Speakers Challenge BOC on Finances, Chickens
Two Cobb citizens came before the Board of Commissioners to plead for their causes.
An otherwise routine Tuesday evening meeting of the Board of Commissioners of Cobb County was colored by the appearance of two public speakers coming before the board pleading for the right to own chickens and to rail against money in politics.
Joseph Pond, founder of the Backyard Chickens Alliance of Cobb County, once again stressed his recommendation that the board alter the 40 year old zoning code and allow chickens and ducks to be counted as pets and not livestock.
With the current code, chickens and ducks can only be kept on properties exceeding two acres in size. Pond said that if the code was amended, neighborhoods with HOAs would be able to restrict chicken keeping.

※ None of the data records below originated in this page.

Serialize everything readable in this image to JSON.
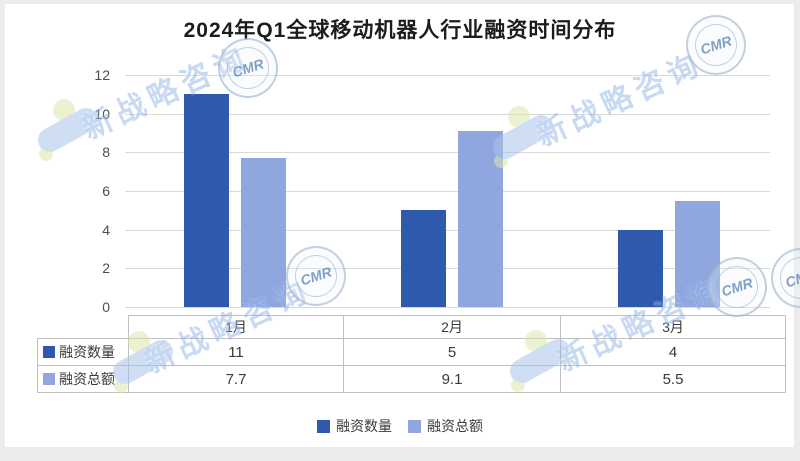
{
  "title": "2024年Q1全球移动机器人行业融资时间分布",
  "chart_data": {
    "type": "bar",
    "title": "2024年Q1全球移动机器人行业融资时间分布",
    "categories": [
      "1月",
      "2月",
      "3月"
    ],
    "series": [
      {
        "name": "融资数量",
        "color": "#2e59ad",
        "values": [
          11,
          5,
          4
        ]
      },
      {
        "name": "融资总额",
        "color": "#8fa6de",
        "values": [
          7.7,
          9.1,
          5.5
        ]
      }
    ],
    "xlabel": "",
    "ylabel": "",
    "ylim": [
      0,
      12
    ],
    "yticks": [
      0,
      2,
      4,
      6,
      8,
      10,
      12
    ],
    "grid": true,
    "gridline_color": "#d9d9d9",
    "legend_position": "bottom",
    "data_table_shown": true
  },
  "watermark": {
    "text": "新战略咨询",
    "stamp_text": "CMR",
    "blob_color": "#a9c4ea",
    "dot_color": "#dde9ad"
  }
}
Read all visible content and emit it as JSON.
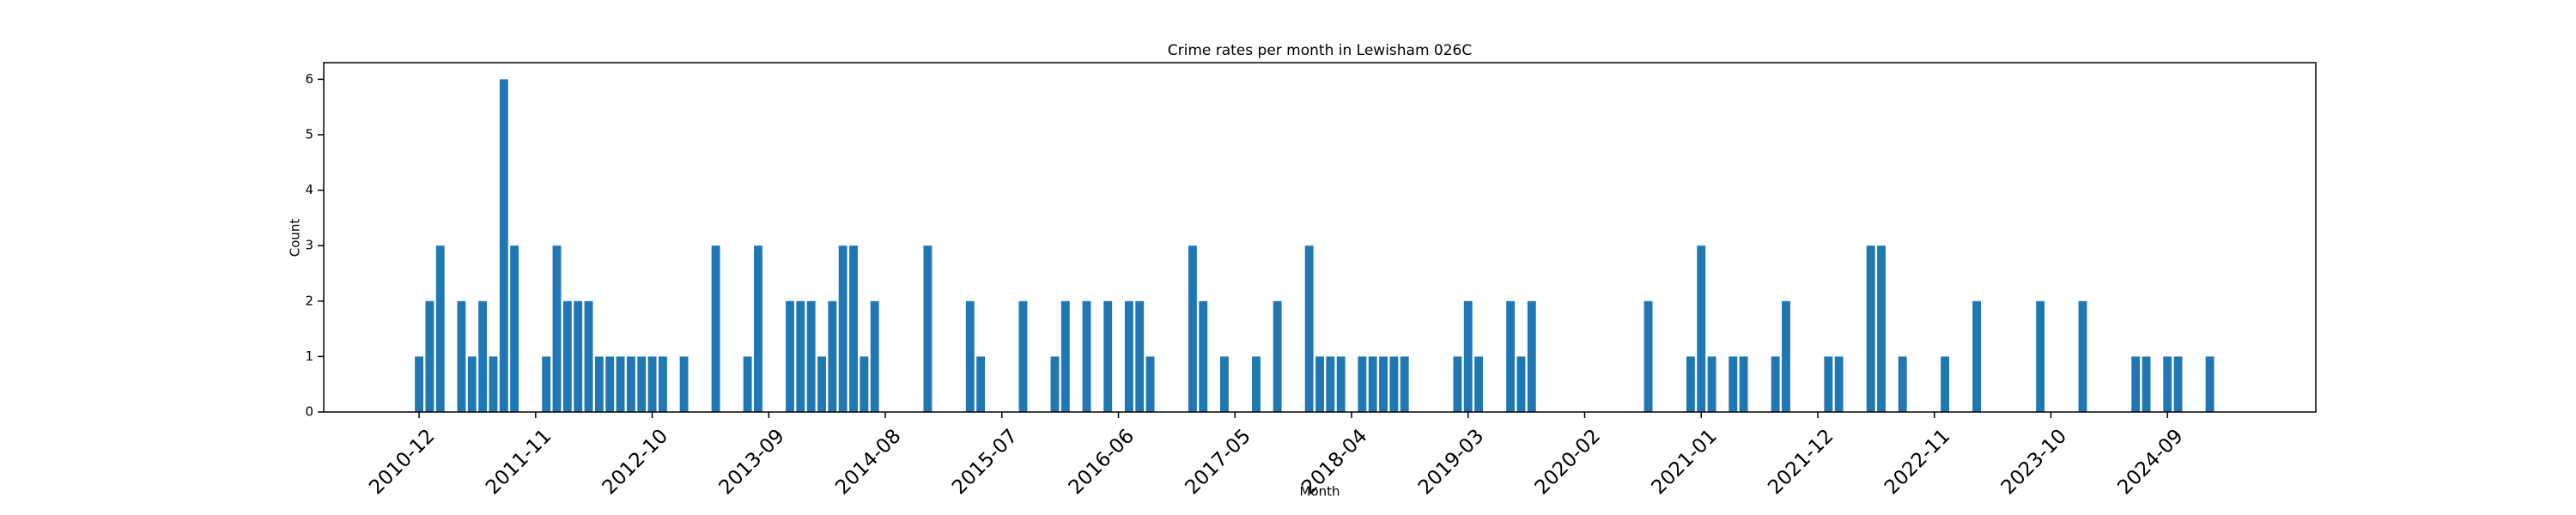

Pond lost his job two weeks ago and his chickens in the fall of 2011. He is now not able to acquire organic eggs to feed his family. He also mentioned the Georgia Right to Grow Act, which would have alleviated the problem but was killed in the state House of Representatives' Rules Committee and by Rep. John Meadows.
Craig Harfoot came to the podium to address his belief that money and politics should be separated. He began with criticisms of Commission Chairman Tim Lee, who recently won a runoff election to keep his seat. Harfoot said that with $450,000 in campaign donations, Lee owed favors to his donors that the taxpayers would end up providing.
"We're used to seeing big money compete for tax dollars on the national stage," Harfoot said. "But seeing it on the local level is really frightening."
Lee's support of a HOST tax, in face of the defeat of the TSPLOST, was considered an outrage by Harfoot, who said that the rise in energy costs was already a tax on food.
Harfoot was also surprised that although 60 percent of voters in the July 31 primary voted against Lee, that he managed to win the runoff and keep his job.
"If you didn't have so much debt to your donors, a lot of us would feel better," he said.